I think land is much more difficult. It's a longer-cycle process. We have seen some recovery, particularly in Southern California and some of the better East Coast markets.
And with respect to Comerica, we don't have a ton of office, and certainly Detroit is not on the hit list for anybody. It's difficult to see comps in that market. It remains the best building in the market. There are a couple large tenants trolling. Some of the lower-caliber assets have gotten into trouble. Sponsors have been unable to continue to feed buildings.
And we do think institutional-owned high-quality assets will at least be able to consolidate some of the tenancy. But that's obviously still a challenging market, and even having the best building in the market is no guarantee.
Operator
Michael Kim, CRT.
Michael Kim - Analyst
Just a quick question on the sale of the CTL portfolio. Wondering if you could provide us some color on how many bids that you saw during the quarter, and if it was well received, and perhaps maybe some color surrounding the profile of the buyer that you or the potential buyer that you entered into exclusivity with?
Jay Sugarman - Chairman and CEO
Look, I want to be cautious here. We are under an exclusive arrangement, and we don't want to go into too much detail on this call.
I will say that, as we've said in the past, high-quality, cash flowing, well-recognized assets are the center of the plate right now for real estate investing.
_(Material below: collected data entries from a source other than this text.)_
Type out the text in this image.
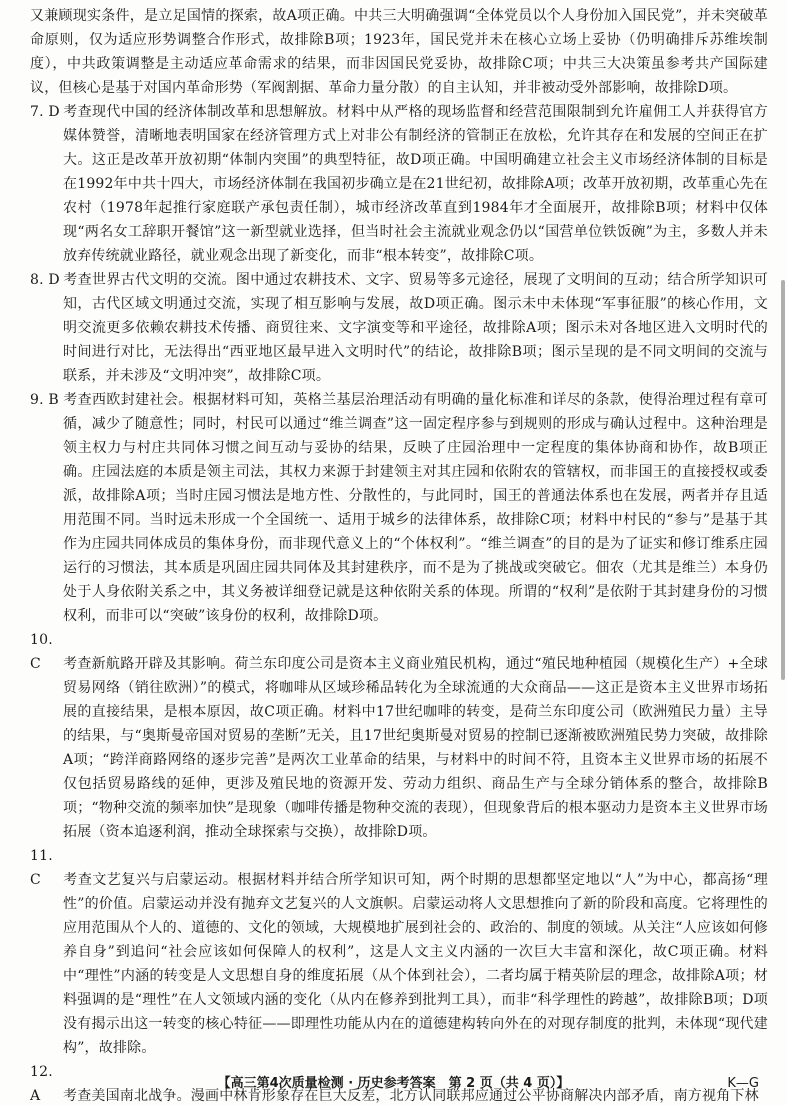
又兼顾现实条件，是立足国情的探索，故A项正确。中共三大明确强调“全体党员以个人身份加入国民党”，并未突破革命原则，仅为适应形势调整合作形式，故排除B项；1923年，国民党并未在核心立场上妥协（仍明确排斥苏维埃制度），中共政策调整是主动适应革命需求的结果，而非因国民党妥协，故排除C项；中共三大决策虽参考共产国际建议，但核心是基于对国内革命形势（军阀割据、革命力量分散）的自主认知，并非被动受外部影响，故排除D项。

7. D 考查现代中国的经济体制改革和思想解放。材料中从严格的现场监督和经营范围限制到允许雇佣工人并获得官方媒体赞誉，清晰地表明国家在经济管理方式上对非公有制经济的管制正在放松，允许其存在和发展的空间正在扩大。这正是改革开放初期“体制内突围”的典型特征，故D项正确。中国明确建立社会主义市场经济体制的目标是在1992年中共十四大，市场经济体制在我国初步确立是在21世纪初，故排除A项；改革开放初期，改革重心先在农村（1978年起推行家庭联产承包责任制），城市经济改革直到1984年才全面展开，故排除B项；材料中仅体现“两名女工辞职开餐馆”这一新型就业选择，但当时社会主流就业观念仍以“国营单位铁饭碗”为主，多数人并未放弃传统就业路径，就业观念出现了新变化，而非“根本转变”，故排除C项。

8. D 考查世界古代文明的交流。图中通过农耕技术、文字、贸易等多元途径，展现了文明间的互动；结合所学知识可知，古代区域文明通过交流，实现了相互影响与发展，故D项正确。图示未中未体现“军事征服”的核心作用，文明交流更多依赖农耕技术传播、商贸往来、文字演变等和平途径，故排除A项；图示未对各地区进入文明时代的时间进行对比，无法得出“西亚地区最早进入文明时代”的结论，故排除B项；图示呈现的是不同文明间的交流与联系，并未涉及“文明冲突”，故排除C项。

9. B 考查西欧封建社会。根据材料可知，英格兰基层治理活动有明确的量化标准和详尽的条款，使得治理过程有章可循，减少了随意性；同时，村民可以通过“维兰调查”这一固定程序参与到规则的形成与确认过程中。这种治理是领主权力与村庄共同体习惯之间互动与妥协的结果，反映了庄园治理中一定程度的集体协商和协作，故B项正确。庄园法庭的本质是领主司法，其权力来源于封建领主对其庄园和依附农的管辖权，而非国王的直接授权或委派，故排除A项；当时庄园习惯法是地方性、分散性的，与此同时，国王的普通法体系也在发展，两者并存且适用范围不同。当时远未形成一个全国统一、适用于城乡的法律体系，故排除C项；材料中村民的“参与”是基于其作为庄园共同体成员的集体身份，而非现代意义上的“个体权利”。“维兰调查”的目的是为了证实和修订维系庄园运行的习惯法，其本质是巩固庄园共同体及其封建秩序，而不是为了挑战或突破它。佃农（尤其是维兰）本身仍处于人身依附关系之中，其义务被详细登记就是这种依附关系的体现。所谓的“权利”是依附于其封建身份的习惯权利，而非可以“突破”该身份的权利，故排除D项。

10. C 考查新航路开辟及其影响。荷兰东印度公司是资本主义商业殖民机构，通过“殖民地种植园（规模化生产）+全球贸易网络（销往欧洲）”的模式，将咖啡从区域珍稀品转化为全球流通的大众商品——这正是资本主义世界市场拓展的直接结果，是根本原因，故C项正确。材料中17世纪咖啡的转变，是荷兰东印度公司（欧洲殖民力量）主导的结果，与“奥斯曼帝国对贸易的垄断”无关，且17世纪奥斯曼对贸易的控制已逐渐被欧洲殖民势力突破，故排除A项；“跨洋商路网络的逐步完善”是两次工业革命的结果，与材料中的时间不符，且资本主义世界市场的拓展不仅包括贸易路线的延伸，更涉及殖民地的资源开发、劳动力组织、商品生产与全球分销体系的整合，故排除B项；“物种交流的频率加快”是现象（咖啡传播是物种交流的表现），但现象背后的根本驱动力是资本主义世界市场拓展（资本追逐利润，推动全球探索与交换），故排除D项。

11. C 考查文艺复兴与启蒙运动。根据材料并结合所学知识可知，两个时期的思想都坚定地以“人”为中心，都高扬“理性”的价值。启蒙运动并没有抛弃文艺复兴的人文旗帜。启蒙运动将人文思想推向了新的阶段和高度。它将理性的应用范围从个人的、道德的、文化的领域，大规模地扩展到社会的、政治的、制度的领域。从关注“人应该如何修养自身”到追问“社会应该如何保障人的权利”，这是人文主义内涵的一次巨大丰富和深化，故C项正确。材料中“理性”内涵的转变是人文思想自身的维度拓展（从个体到社会），二者均属于精英阶层的理念，故排除A项；材料强调的是“理性”在人文领域内涵的变化（从内在修养到批判工具），而非“科学理性的跨越”，故排除B项；D项没有揭示出这一转变的核心特征——即理性功能从内在的道德建构转向外在的对现存制度的批判，未体现“现代建构”，故排除。

12. A 考查美国南北战争。漫画中林肯形象存在巨大反差，北方认同联邦应通过公平协商解决内部矛盾，南方视角下林

【高三第4次质量检测 · 历史参考答案　第 2 页（共 4 页）】	K—G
I think that they can get financed. They create a lot of stability. You are not betting on where the market is going to be today or tomorrow. You get a nice, diversified pool of income.
So we did have a lot of people attracted to the nature of the deal. We made some decisions about who had the best prospects for closing. So we've done what you would expect us to do in thinking about the variables and choosing a candidate that we thought met the criteria that was most important to us.
So we will have more to talk about that, I hope, in the next quarter, but I don't want to do too much more on this one.
Operator
I turn it back to you for final comments, sir.
Jay Sugarman - Chairman and CEO
Well, again, thank you all for your support and attention, and we look forward to talking with you again in the next quarter.
Andrew Backman - SVP of IR and Marketing
Thanks, Jay, and thanks, everybody, for joining us this morning. If you should have any additional questions on today's earnings release, please feel free to contact me directly here in New York. Rich, can you go ahead and give the conference call replay instructions once again, please? Thank you.
Operator
Certainly. Ladies and gentlemen, this conference will be available for replay after 12.30PM Eastern today through May 13 at midnight. You may access the AT&T teleconference replay system at any time by dialing 1-800-475-6701 and entering the access code of 153969. International participants may dial 1-320-365-3844. Those numbers again are 1-800-475-6701 or 1-320-365-3844 with an access code of 153969.
That does conclude our conference for today. Thank you for your participation and for using AT&T Executive TeleConference. You may now disconnect.